Belanja mobil dinas miliaran rupiah Gubernur Kalimantan Timur kembali disorot, setelah proses pengembaliannya dianggap tak lazim. Terlebih inspektorat daerah mengaku tidak dilibatkan dalam prosesnya. Memunculkan pertanyaan baru tentang mekanisme pengelolaan aset dan pengawasan internal pemerintah daerah.
EKSPOSKALTIM, Samarinda - Belanja mobil dinas gubernur Kalimantan Timur senilai Rp8,5 miliar kembali menjadi sorotan publik setelah pihak Inspektorat mengaku tidak dilibatkan dalam pembahasan mekanisme pengembalian Range Rover tersebut.
Situasi ini dinilai Pakar hukum tata negara Universitas Mulawarman, Herdiansyah Hamzah tidak lazim karena kasus pengembalian aset setelah transaksi pembelian jarang terjadi dalam praktik pengelolaan keuangan daerah.
Castro, sapaan karibnya, menilai ketidakterlibatan Inspektorat dalam proses pengembalian justru berpotensi menimbulkan persoalan baru. Menurutnya, langkah tersebut seolah menafikan fungsi Inspektorat sebagai aparat pengawasan internal pemerintah (APIP).
“Aneh kalau inspektorat justru tidak mengetahui bahkan tidak tahu sama sekali bagaimana tiba-tiba proses pengembalian itu dilakukan. Seolah-olah gubernur sendiri menafikan fungsi inspektorat sebagai aparatur pengawasan internal,” ujarnya kepada EKSPOSKALTIM, Selasa (10/3).
Ia menilai keberadaan Inspektorat seharusnya menjadi lapisan pengawasan (layering) dalam setiap kebijakan yang kontroversial, termasuk dalam persoalan pengelolaan aset daerah.
Castro juga mengingatkan bahwa fungsi pengawasan tidak sekadar administratif, tetapi juga bagian dari mekanisme check and balances untuk memastikan setiap kebijakan tetap berada dalam koridor hukum.
“Fungsi inspektorat melakukan proses verifikasi. Apakah ada pelanggaran, kemudian apakah proses pengembalian itu sudah sesuai aturan atau tidak,” katanya.
Selain soal pengawasan, Castro menyoroti persoalan mendasar dalam mekanisme pengembalian mobil dinas tersebut.
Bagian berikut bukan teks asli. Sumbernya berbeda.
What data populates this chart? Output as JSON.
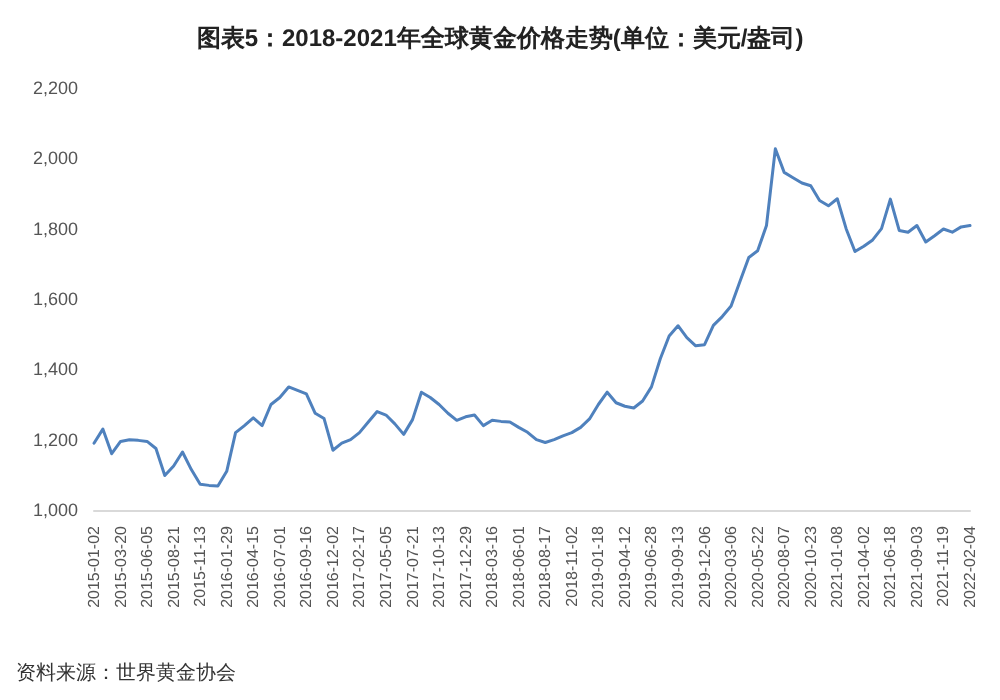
{
  "chart_data": {
    "type": "line",
    "title": "图表5：2018-2021年全球黄金价格走势(单位：美元/盎司)",
    "categories": [
      "2015-01-02",
      null,
      null,
      "2015-03-20",
      null,
      null,
      "2015-06-05",
      null,
      null,
      "2015-08-21",
      null,
      null,
      "2015-11-13",
      null,
      null,
      "2016-01-29",
      null,
      null,
      "2016-04-15",
      null,
      null,
      "2016-07-01",
      null,
      null,
      "2016-09-16",
      null,
      null,
      "2016-12-02",
      null,
      null,
      "2017-02-17",
      null,
      null,
      "2017-05-05",
      null,
      null,
      "2017-07-21",
      null,
      null,
      "2017-10-13",
      null,
      null,
      "2017-12-29",
      null,
      null,
      "2018-03-16",
      null,
      null,
      "2018-06-01",
      null,
      null,
      "2018-08-17",
      null,
      null,
      "2018-11-02",
      null,
      null,
      "2019-01-18",
      null,
      null,
      "2019-04-12",
      null,
      null,
      "2019-06-28",
      null,
      null,
      "2019-09-13",
      null,
      null,
      "2019-12-06",
      null,
      null,
      "2020-03-06",
      null,
      null,
      "2020-05-22",
      null,
      null,
      "2020-08-07",
      null,
      null,
      "2020-10-23",
      null,
      null,
      "2021-01-08",
      null,
      null,
      "2021-04-02",
      null,
      null,
      "2021-06-18",
      null,
      null,
      "2021-09-03",
      null,
      null,
      "2021-11-19",
      null,
      null,
      "2022-02-04"
    ],
    "series": [
      {
        "color": "#4f81bd",
        "values": [
          1190,
          1230,
          1160,
          1195,
          1200,
          1198,
          1195,
          1175,
          1098,
          1125,
          1165,
          1115,
          1073,
          1070,
          1068,
          1110,
          1220,
          1240,
          1262,
          1240,
          1300,
          1320,
          1350,
          1340,
          1330,
          1275,
          1260,
          1170,
          1190,
          1200,
          1220,
          1250,
          1280,
          1270,
          1245,
          1215,
          1257,
          1335,
          1320,
          1300,
          1275,
          1255,
          1265,
          1270,
          1240,
          1255,
          1252,
          1250,
          1235,
          1221,
          1200,
          1192,
          1200,
          1211,
          1220,
          1235,
          1259,
          1300,
          1335,
          1305,
          1295,
          1290,
          1310,
          1350,
          1430,
          1495,
          1524,
          1490,
          1467,
          1470,
          1525,
          1550,
          1580,
          1650,
          1718,
          1737,
          1809,
          2027,
          1960,
          1945,
          1930,
          1922,
          1880,
          1865,
          1885,
          1800,
          1735,
          1750,
          1768,
          1800,
          1884,
          1795,
          1790,
          1809,
          1762,
          1780,
          1799,
          1790,
          1805,
          1809
        ]
      }
    ],
    "ylim": [
      1000,
      2200
    ],
    "yticks": [
      {
        "value": 1000,
        "label": "1,000"
      },
      {
        "value": 1200,
        "label": "1,200"
      },
      {
        "value": 1400,
        "label": "1,400"
      },
      {
        "value": 1600,
        "label": "1,600"
      },
      {
        "value": 1800,
        "label": "1,800"
      },
      {
        "value": 2000,
        "label": "2,000"
      },
      {
        "value": 2200,
        "label": "2,200"
      }
    ],
    "grid": false,
    "marker": "none",
    "line_style": "solid",
    "annotations": [
      "资料来源：世界黄金协会"
    ]
  }
}
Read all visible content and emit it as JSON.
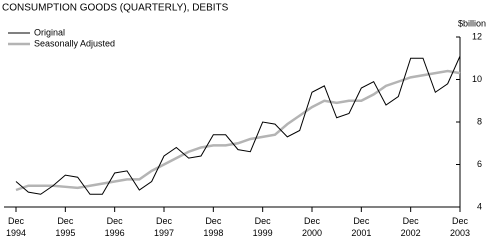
{
  "chart_data": {
    "type": "line",
    "title": "CONSUMPTION GOODS (QUARTERLY), DEBITS",
    "y_axis_label": "$billion",
    "categories": [
      "Dec 1994",
      null,
      null,
      null,
      "Dec 1995",
      null,
      null,
      null,
      "Dec 1996",
      null,
      null,
      null,
      "Dec 1997",
      null,
      null,
      null,
      "Dec 1998",
      null,
      null,
      null,
      "Dec 1999",
      null,
      null,
      null,
      "Dec 2000",
      null,
      null,
      null,
      "Dec 2001",
      null,
      null,
      null,
      "Dec 2002",
      null,
      null,
      null,
      "Dec 2003"
    ],
    "series": [
      {
        "name": "Original",
        "color": "#000000",
        "values": [
          5.2,
          4.7,
          4.6,
          5.0,
          5.5,
          5.4,
          4.6,
          4.6,
          5.6,
          5.7,
          4.8,
          5.2,
          6.4,
          6.8,
          6.3,
          6.4,
          7.4,
          7.4,
          6.7,
          6.6,
          8.0,
          7.9,
          7.3,
          7.6,
          9.4,
          9.7,
          8.2,
          8.4,
          9.6,
          9.9,
          8.8,
          9.2,
          11.0,
          11.0,
          9.4,
          9.8,
          11.1
        ]
      },
      {
        "name": "Seasonally Adjusted",
        "color": "#b4b4b4",
        "values": [
          4.8,
          5.0,
          5.0,
          5.0,
          4.95,
          4.9,
          5.0,
          5.1,
          5.2,
          5.3,
          5.3,
          5.7,
          6.0,
          6.3,
          6.6,
          6.8,
          6.9,
          6.9,
          7.0,
          7.2,
          7.3,
          7.4,
          7.9,
          8.3,
          8.7,
          9.0,
          8.9,
          9.0,
          9.0,
          9.3,
          9.7,
          9.9,
          10.1,
          10.2,
          10.3,
          10.4,
          10.3
        ]
      }
    ],
    "ylim": [
      4,
      12
    ],
    "yticks": [
      4,
      6,
      8,
      10,
      12
    ],
    "y_axis_side": "right",
    "legend": "top-left"
  }
}
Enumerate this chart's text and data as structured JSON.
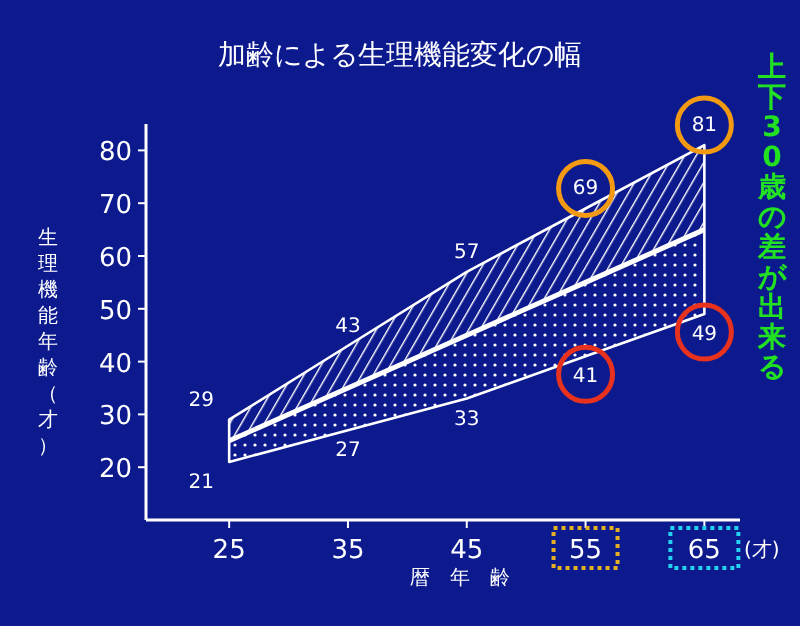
{
  "chart_data": {
    "type": "line",
    "title": "加齢による生理機能変化の幅",
    "xlabel": "暦　年　齢",
    "ylabel": "生理機能年齢（才）",
    "annotations": [
      "上下30歳の差が出来る",
      "(才)",
      {
        "text": "29",
        "x": 25,
        "y": 29
      },
      {
        "text": "43",
        "x": 35,
        "y": 43
      },
      {
        "text": "57",
        "x": 45,
        "y": 57
      },
      {
        "text": "69",
        "x": 55,
        "y": 69
      },
      {
        "text": "81",
        "x": 65,
        "y": 81
      },
      {
        "text": "21",
        "x": 25,
        "y": 21
      },
      {
        "text": "27",
        "x": 35,
        "y": 27
      },
      {
        "text": "33",
        "x": 45,
        "y": 33
      },
      {
        "text": "41",
        "x": 55,
        "y": 41
      },
      {
        "text": "49",
        "x": 65,
        "y": 49
      }
    ],
    "x": [
      25,
      35,
      45,
      55,
      65
    ],
    "series": [
      {
        "color": "#ffffff",
        "values": [
          25,
          35,
          45,
          55,
          65
        ],
        "lower": [
          21,
          27,
          33,
          41,
          49
        ],
        "upper": [
          29,
          43,
          57,
          69,
          81
        ]
      }
    ],
    "xlim": [
      18,
      68
    ],
    "ylim": [
      10,
      85
    ],
    "xticks": [
      25,
      35,
      45,
      55,
      65
    ],
    "yticks": [
      20,
      30,
      40,
      50,
      60,
      70,
      80
    ]
  }
}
Ia menilai dalam praktik pengadaan barang pemerintah tidak dikenal istilah pengembalian jika transaksi antara penjual dan pembeli telah selesai.
Menurut dia, apabila pembayaran dari keuangan daerah telah dilakukan, maka transaksi dianggap tuntas dan opsi yang lazim dilakukan adalah melelang aset tersebut.
Namun pelelangan memiliki konsekuensi tersendiri karena barang yang dilepas akan berstatus barang bekas, sehingga nilainya hampir pasti mengalami penurunan.
Castro mempertanyakan apakah penurunan nilai tersebut berpotensi masuk dalam kategori kerugian keuangan daerah, serta siapa yang seharusnya menanggung selisih nilainya.
“Itulah kenapa inspektorat seharusnya dilibatkan untuk memverifikasi apakah prosesnya sudah sesuai aturan, apa konsekuensi hukumnya, dan bagaimana dampaknya terhadap keuangan daerah,” ujarnya.
Sebelumnya, Kepala Inspektorat Kaltim Irfan Prananta mengatakan pihaknya tidak pernah menerima permintaan resmi maupun surat terkait proses pengembalian mobil dinas itu. Ia bahkan mengaku baru mengetahui rencana tersebut melalui pemberitaan media.
Menurut dia, seperti dikutip dari pemberitaan sejumlah media, Inspektorat saat ini masih mempelajari mekanisme hukum dan administrasi yang tepat untuk memproses pengembalian kendaraan tersebut.
Adapun, polemik ini muncul setelah sebelumnya Gubernur Kalimantan Timur Rudy Mas'ud memutuskan membatalkan pengadaan mobil dinas jenis Range Rover 3.0 LWB Autobiography PHEV P460e senilai sekitar Rp8,49–8,5 miliar yang sempat menuai kritik publik.
Pemerintah Provinsi Kalimantan Timur menyatakan unit kendaraan tersebut akan dikembalikan kepada penyedia dan dana pembeliannya diupayakan kembali utuh ke kas daerah.